A person that spends a keen amount of attention and energy on knowing the ingredients of food, the proper preparation of food, and finds great enjoyment in top-notch ingredients and exemplary preparation.  A foodie is not necessarily a food snob, only enjoying delicacies and/or food items difficult to obtain and/or expensive foods; though, that is a variety of foodie.

Various dictionaries define it as (some paraphrasing):

A person who has an ardent or refined interest in food; a gourmet:

The other definitions go along the same line, but I found this one funny, so I thought I’d add it:

A fat kid pretentious enough to think up a special word to describe their desperate longing for anything to shove down their face.  They’ll often claim to be “food enthusiasts” or to have “refined tastes,” but they’re usually lying.

The origin of the term foodie is described here, but it seems it was used a handful of times, and then all of a sudden with the “food network tidal wave”, became a vernacular monster. The general idea of the several definitions is that foodies appreciate food and enjoy preparing food. What I am finding is a lot of people who call themselves foodies mostly do the “appreciate food” part and don’t prepare next to anything.  I haven’t eaten nearly anything my “foodie” friends make – much less hear of them cooking at all.  For me, saying you have refined tastes and appreciate good food without understanding the preparation involved is just eating.

Congratulations, Foodie, you’re just another eater.

Of the food critics I like a lot (Steingarten, Reichl, Pollan, etc), the things they have in common is that they cook. Steingarten didn’t just want to review a Peking duck, he wanted to make his own the same way the restaurants did. He wanted to see how complicated (or not complicated) recipes were to be able to see where the pitfalls of preparation lie. He tried making food regardless of how many times he failed, for a failure provided information/insight on the limitations of his food.  This makes his reviews more rich, his opinion more wholesome – in general, something worth reading. I’d be willing to bet these writers would call themselves food writers, food critics, or even food experts before they resorted to calling themselves foodies.

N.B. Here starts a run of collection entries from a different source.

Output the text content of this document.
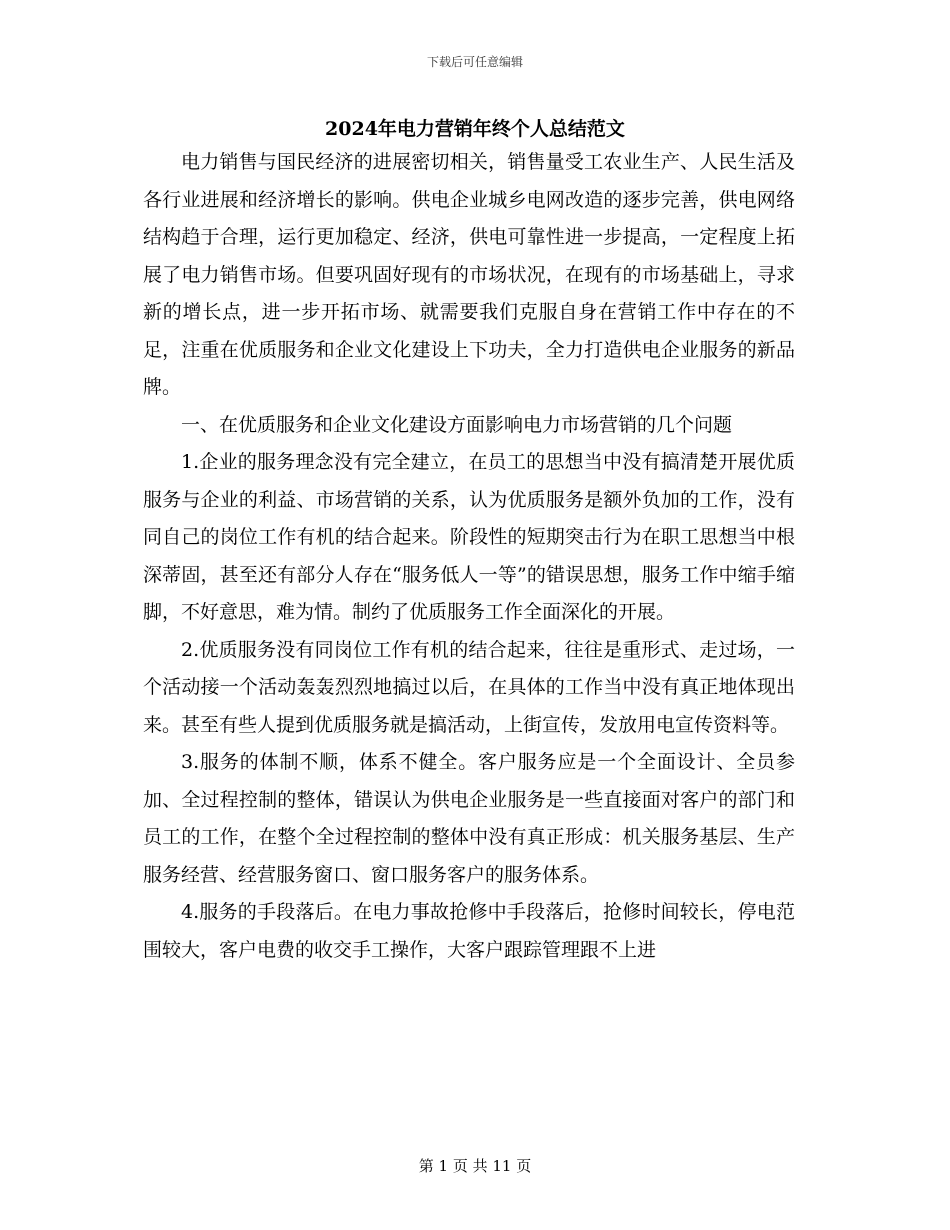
下载后可任意编辑
2024年电力营销年终个人总结范文

电力销售与国民经济的进展密切相关，销售量受工农业生产、人民生活及各行业进展和经济增长的影响。供电企业城乡电网改造的逐步完善，供电网络结构趋于合理，运行更加稳定、经济，供电可靠性进一步提高，一定程度上拓展了电力销售市场。但要巩固好现有的市场状况，在现有的市场基础上，寻求新的增长点，进一步开拓市场、就需要我们克服自身在营销工作中存在的不足，注重在优质服务和企业文化建设上下功夫，全力打造供电企业服务的新品牌。

一、在优质服务和企业文化建设方面影响电力市场营销的几个问题

1.企业的服务理念没有完全建立，在员工的思想当中没有搞清楚开展优质服务与企业的利益、市场营销的关系，认为优质服务是额外负加的工作，没有同自己的岗位工作有机的结合起来。阶段性的短期突击行为在职工思想当中根深蒂固，甚至还有部分人存在“服务低人一等”的错误思想，服务工作中缩手缩脚，不好意思，难为情。制约了优质服务工作全面深化的开展。

2.优质服务没有同岗位工作有机的结合起来，往往是重形式、走过场，一个活动接一个活动轰轰烈烈地搞过以后，在具体的工作当中没有真正地体现出来。甚至有些人提到优质服务就是搞活动，上街宣传，发放用电宣传资料等。

3.服务的体制不顺，体系不健全。客户服务应是一个全面设计、全员参加、全过程控制的整体，错误认为供电企业服务是一些直接面对客户的部门和员工的工作，在整个全过程控制的整体中没有真正形成：机关服务基层、生产服务经营、经营服务窗口、窗口服务客户的服务体系。

4.服务的手段落后。在电力事故抢修中手段落后，抢修时间较长，停电范围较大，客户电费的收交手工操作，大客户跟踪管理跟不上进

第 1 页 共 11 页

I think what bothers me the most is the inherent pretentiousness I hear when someone tells me they’re “such a foodie”. there are foodies who cook, and probably cook well.  But the self-proclaimed foodie tends to have the same characteristics (taken from The Delicious Life):

– Food snobbery. “Kraft macaroni and cheese? That’s for the dogs, I only eat my fusili with freshly grated fontina and aged white irish cheddar with shaved white truffles”.  It’s ok to be picky, but when you call yourself a foodie AND make retarded comments about food that’s beneath you, you’re asking to be made fun of.   Get off your high horse. When shit hits the fan, you’ll be eating the same Kraft mac n’ cheese as the rest of us.

– All bark no bite. This refers to the foodies who seem to know everything about every food, especially the more luxurious items like truffles or wagyu or langoustines – but have never had them before – OR even worse, are scared to try them.  They just spout out information and recite what others have written to make themselves seem like food officionados.  They’re the ones that know all about xanthum gum or agar, but don’t have the imagination/creativity to apply it to food – much less know where to buy it.

– Cooking. Not just cooking, but cooking safely.  People who prepare food must have an understanding of proper food preparation and sanitation. This includes but is definitely not limited to the following:

  • Maintaining your “clean” and “dirty” hand when handling raw meat
  • Washing your cutting board and work surface after handling raw meat
  • Cooking food to temperature
  • Do not wear jewelry and use your hands to handle food. its gross. rings and bracelets and long nails are good places for bacteria to hide.
  • 1/4 cup bleach in 1 gallon of water is your basic sanitation mixture. you can use it to sanitize most anything.

So yes, there is a lot of irony in this post. I expect to be called a foodie in a casual setting, but I’ll never use it as a reference for myself or as a positive reference to anyone else. It is definitely ironic because the foodies which all these things apply won’t recognize it in themselves because they will be too self-centered to see that they are just eaters.

Oh well, can’t fix ’em all.

This entry was posted in Food, Life and tagged , , , , , , , , , , , , , , . Bookmark the permalink. Post a comment or leave a trackback: Trackback URL.


  1. Posted August 5, 2010 at 9:56 am | Permalink

    Found this post through DC Blogs and glad I did! I too dislike the term Foodie and all the “foodies” I know usually label themselves that way.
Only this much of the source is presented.